The canonical RunLedger workflow: record tool calls once, replay them in CI, and block regressions with hard contracts and budgets.

golden-path record-replay ci Updated 2026-01-23

Direct Answer

Record tool calls once in development, replay them deterministically in CI, and gate merges when outputs, contracts, or budgets regress.

Quick Decision

Use this Golden Path when Consider alternatives when
Your agent calls tools and you need deterministic CI gates. You only need qualitative scoring without merge gates.
You want stable, fast CI that never hits external APIs. You need live tool calls in CI every run.

The problem this solves

Tool-using agents regress silently. Live tool calls make CI slow and flaky. RunLedger replaces live calls with recorded cassettes so CI is deterministic and fast.

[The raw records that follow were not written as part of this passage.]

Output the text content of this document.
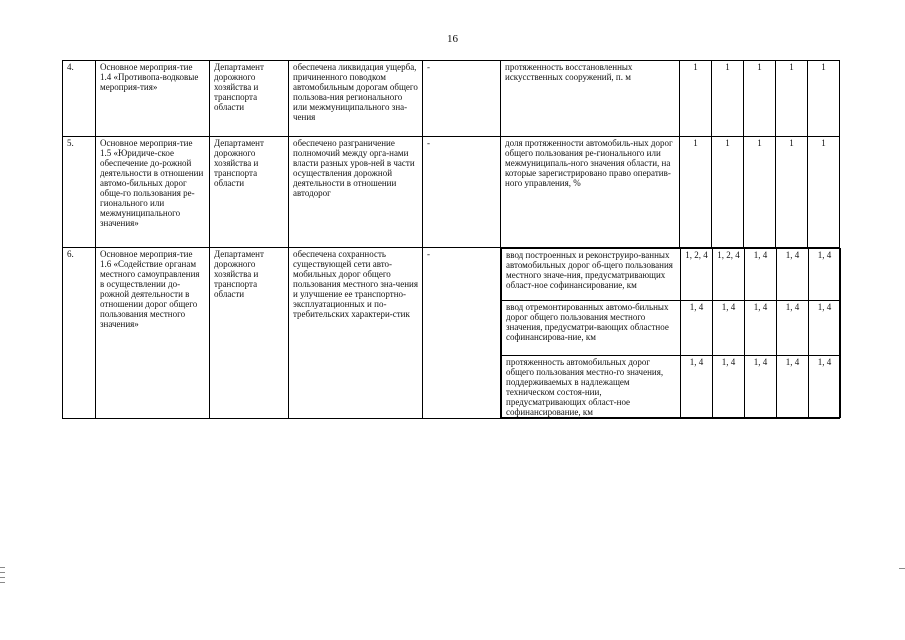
16
4.	Основное мероприя-тие 1.4 «Противопа-водковые мероприя-тия»	Департамент дорожного хозяйства и транспорта области	обеспечена ликвидация ущерба, причиненного поводком автомобильным дорогам общего пользова-ния регионального или межмуниципального зна-чения	-	протяженность восстановленных искусственных сооружений, п. м	1	1	1	1	1
5.	Основное мероприя-тие 1.5 «Юридиче-ское обеспечение до-рожной деятельности в отношении автомо-бильных дорог обще-го пользования ре-гионального или межмуниципального значения»	Департамент дорожного хозяйства и транспорта области	обеспечено разграничение полномочий между орга-нами власти разных уров-ней в части осуществления дорожной деятельности в отношении автодорог	-	доля протяженности автомобиль-ных дорог общего пользования ре-гионального или межмуниципаль-ного значения области, на которые зарегистрировано право оператив-ного управления, %	1	1	1	1	1
6.	Основное мероприя-тие 1.6 «Содействие органам местного самоуправления в осуществлении до-рожной деятельности в отношении дорог общего пользования местного значения»	Департамент дорожного хозяйства и транспорта области	обеспечена сохранность существующей сети авто-мобильных дорог общего пользования местного зна-чения и улучшение ее транспортно-эксплуатационных и по-требительских характери-стик	-		ввод построенных и реконструиро-ванных автомобильных дорог об-щего пользования местного значе-ния, предусматривающих област-ное софинансирование, км	1, 2, 4	1, 2, 4	1, 4	1, 4	1, 4
ввод отремонтированных автомо-бильных дорог общего пользования местного значения, предусматри-вающих областное софинансирова-ние, км	1, 4	1, 4	1, 4	1, 4	1, 4
протяженность автомобильных дорог общего пользования местно-го значения, поддерживаемых в надлежащем техническом состоя-нии, предусматривающих област-ное софинансирование, км	1, 4	1, 4	1, 4	1, 4	1, 4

Core idea Treat tool outputs as deterministic fixtures, then gate PRs on contract and budget regressions.

Step 1: Record

Record a live run locally to capture tool calls and responses into a cassette.

bash
pipx install runledger
runledger init
runledger run ./evals/demo --mode record
Tip Record in a stable environment and redact secrets before committing cassettes.

Step 2: Replay

Promote a baseline from a known-good run, then replay deterministically in CI.

bash
runledger baseline promote --from runledger_out/demo/RUN_ID --to baselines/demo.json
runledger run ./evals/demo --mode replay --baseline baselines/demo.json

Step 3: Gate in CI

Add a CI job that replays cassettes and fails when outputs or budgets regress. This typically completes in under a few minutes.

yaml
name: agent-evals
on:
  pull_request:

jobs:
  evals:
    runs-on: ubuntu-latest
    steps:
      - uses: actions/checkout@v4
      - name: Run deterministic evals (replay)
        run: runledger run ./evals/demo --mode replay --baseline baselines/demo.json

Expected outputs

  • `runledger_out///report.html` for a shareable summary.
  • `summary.json`, `junit.xml`, and `run.jsonl` for CI artifacts.
  • Non-zero exit codes when assertions or budgets fail.

Failure modes to watch

  • Cassette mismatch: tool call args changed or new calls added.
  • Schema assertion failures: missing required fields.
  • Budget regressions: latency, tool errors, or tool calls exceed caps.
  • Baseline regressions: success rate drops or p95 latency increases.

Demo: Local run

bash
pipx install runledger
runledger init
runledger run ./evals/demo --mode record
runledger baseline promote --from runledger_out/demo/RUN_ID --to baselines/demo.json
runledger run ./evals/demo --mode replay --baseline baselines/demo.json

To force a failure, change the agent output or modify a cassette entry and re-run replay.

Demo: GitHub Actions run

yaml
name: agent-evals
on:
  pull_request:

jobs:
  evals:
    runs-on: ubuntu-latest
    steps:
      - uses: actions/checkout@v4
      - uses: actions/setup-python@v5
        with:
          python-version: "3.11"
      - run: pip install -e ".[dev]"
      - run: runledger run ./evals/demo --mode replay --baseline baselines/demo.json

Tradeoffs

  • Requires maintaining cassettes and baselines alongside code.
  • Replayed outputs can drift from live systems if not refreshed.
  • Still pair with periodic live checks for production parity.

When NOT to use RunLedger

If your agent does not call external tools or you only need qualitative scoring, simpler unit tests or eval frameworks may be sufficient.